1. Applying the concept and practices of “green architecture” to various buildings, through architects and engineers qualified in this field. Green buildings have an effective role in protecting the environment and thus a healthy life, preserving water resources, using energy efficiently and recycling the resources used in their construction, in addition to the possibility of using renewable energy.
2. “Sustainable architecture” is not an academic luxury, nor a theoretical orientation, or aspirations and dreams that have no place in reality.
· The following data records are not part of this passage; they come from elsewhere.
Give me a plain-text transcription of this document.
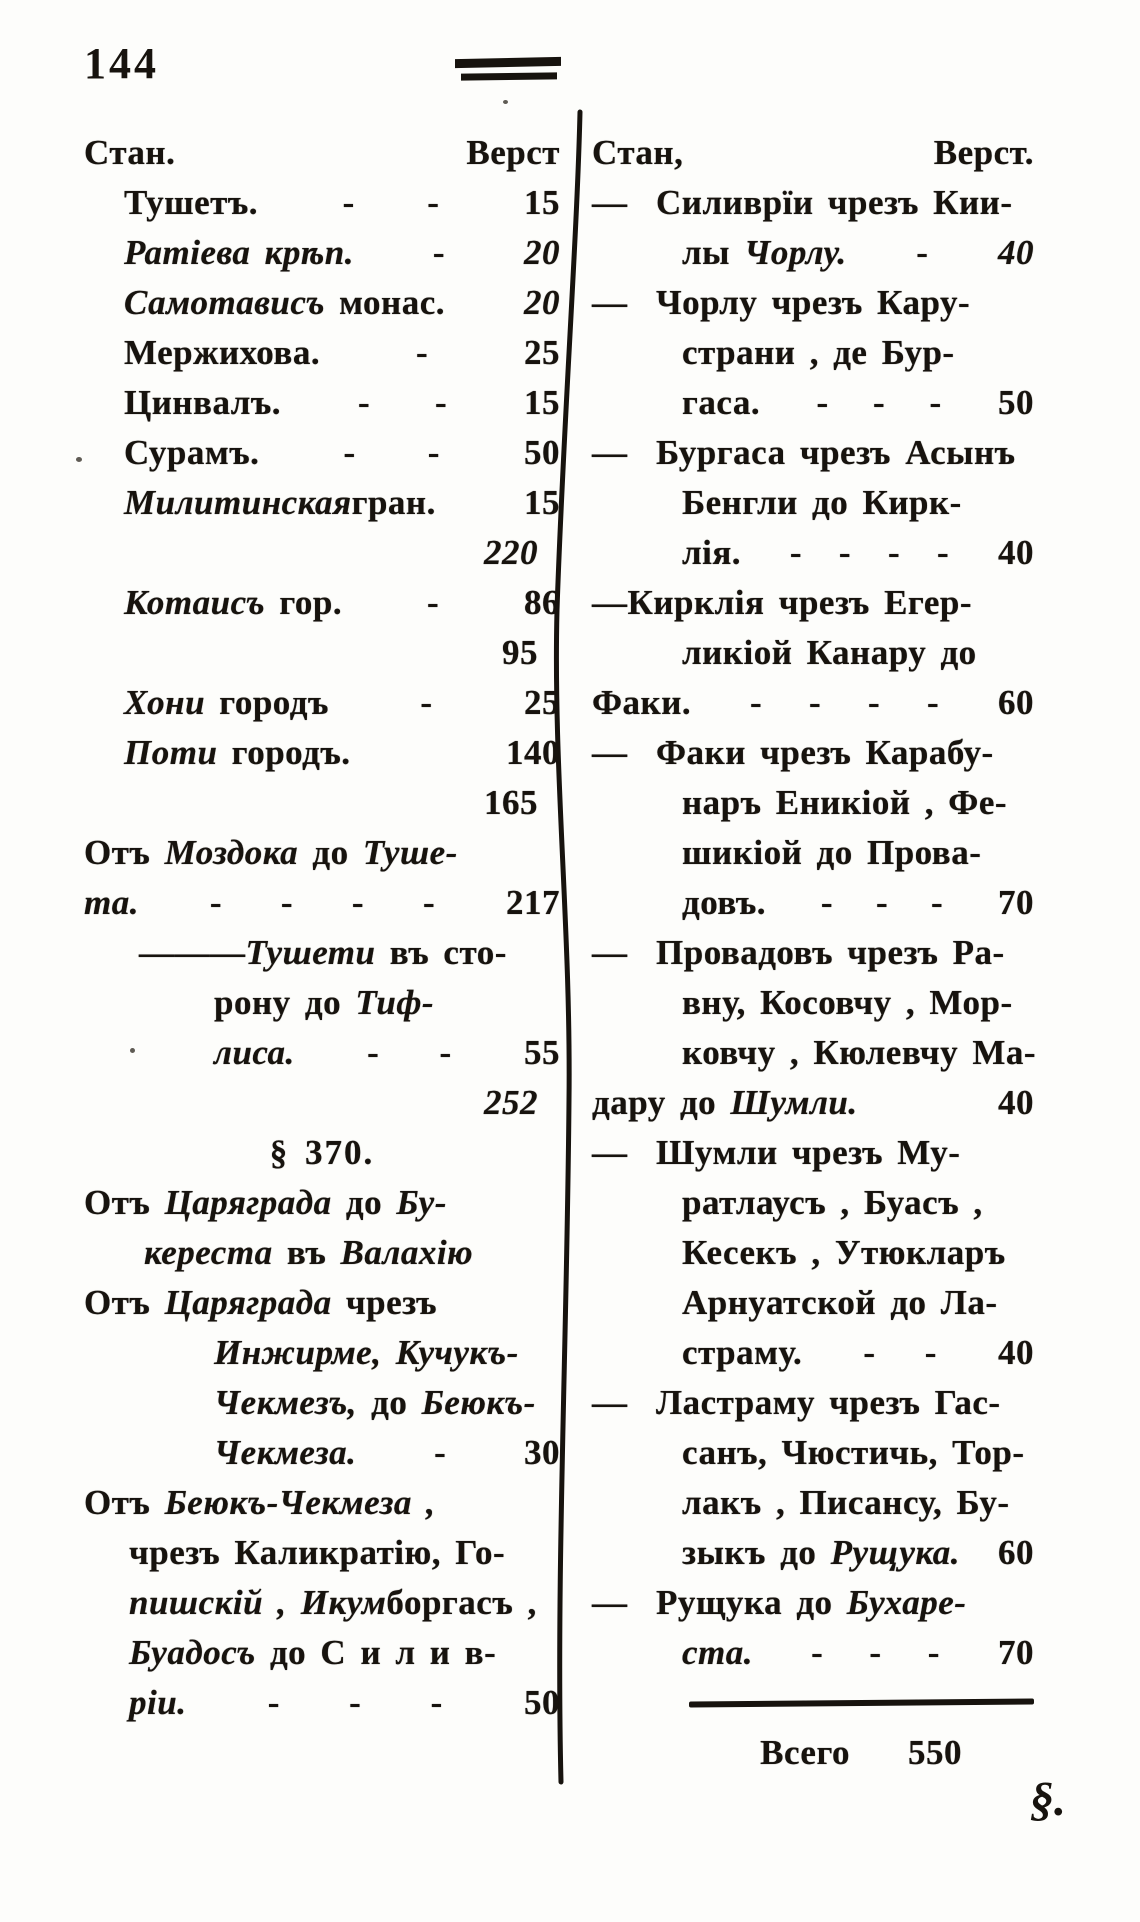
144
Стан.	Верст
Тушетъ. - - 15
Ратіева крѣп. - 20
Самотависъ монас. 20
Мержихова.	-	25
Цинвалъ. - - 15
Сурамъ. - - 50
Милитинская гран.	15
220
Котаисъ гор. - 86
95
Хони городъ	-	25
Поти городъ.	140
165
Отъ Моздока до Туше-
та. - - - - 217
——— Тушети въ сто-
рону до Тиф-
лиса. - - 55
252
§ 370.
Отъ Царяграда до Бу-
кереста въ Валахію
Отъ Царяграда чрезъ
Инжирме, Кучукъ-
Чекмезъ, до Беюкъ-
Чекмеза. - 30
Отъ Беюкъ-Чекмеза ,
чрезъ Каликратію, Го-
пишскій , Икум боргасъ ,
Буадосъ до С и л и в-
ріи. - - - 50
Стан,	Верст.
—  Силиврїи чрезъ Кии-
лы Чорлу. - 40
—  Чорлу чрезъ Кару-
страни , де Бур-
гаса. - - - 50
—  Бургаса чрезъ Асынъ
Бенгли до Кирк-
лія. - - - - 40
—Кирклія чрезъ Егер-
ликіой Канару до
Факи. - - - - 60
—  Факи чрезъ Карабу-
наръ Еникіой , Фе-
шикіой до Прова-
довъ. - - - 70
—  Провадовъ чрезъ Ра-
вну, Косовчу , Мор-
ковчу , Кюлевчу Ма-
дару до Шумли.	40
—  Шумли чрезъ Му-
ратлаусъ , Буасъ ,
Кесекъ , Утюкларъ
Арнуатской до Ла-
страму. - - 40
—  Ластраму чрезъ Гас-
санъ, Чюстичь, Тор-
лакъ , Писансу, Бу-
зыкъ до Рущука. 60
—  Рущука до Бухаре-
ста. - - - 70
Всего 550
§.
Rather, it represents a global applied orientation and conscious professional practice, and this in turn requires attention to its teaching so that engineering colleges, especially architecture and civil engineering, become an “incubator” of sustainable architecture and green buildings.
3. Getting to know the experiences of developed cities towards green architecture and trying to transfer these experiences to our country in a way that suits our needs and values.
4. Studying the architectural heritage from the point of view that they are environmentally friendly buildings and inventing new solutions that meet our modern needs in a harmonious and balanced green manner.
5. The various sectors of the state, such as urban, agricultural, industrial, tourism, social and economic development, should support and work to encourage green architecture projects, issue laws and legislation to achieve this, and implement research and training policies.
6. We must know that if we do not adopt sustainability as a way of life, we have endangered the lives of future generations.
7. Adopting the principle of sustainability and green building for all construction operations, from site selection to the final stages, with an emphasis on taking sustainability into account by choosing materials made from recycled materials instead of choosing materials that go to sanitary landfill sites, which occupy an area in the sanitary landfill site and exhaust resources, so these materials can be used once again.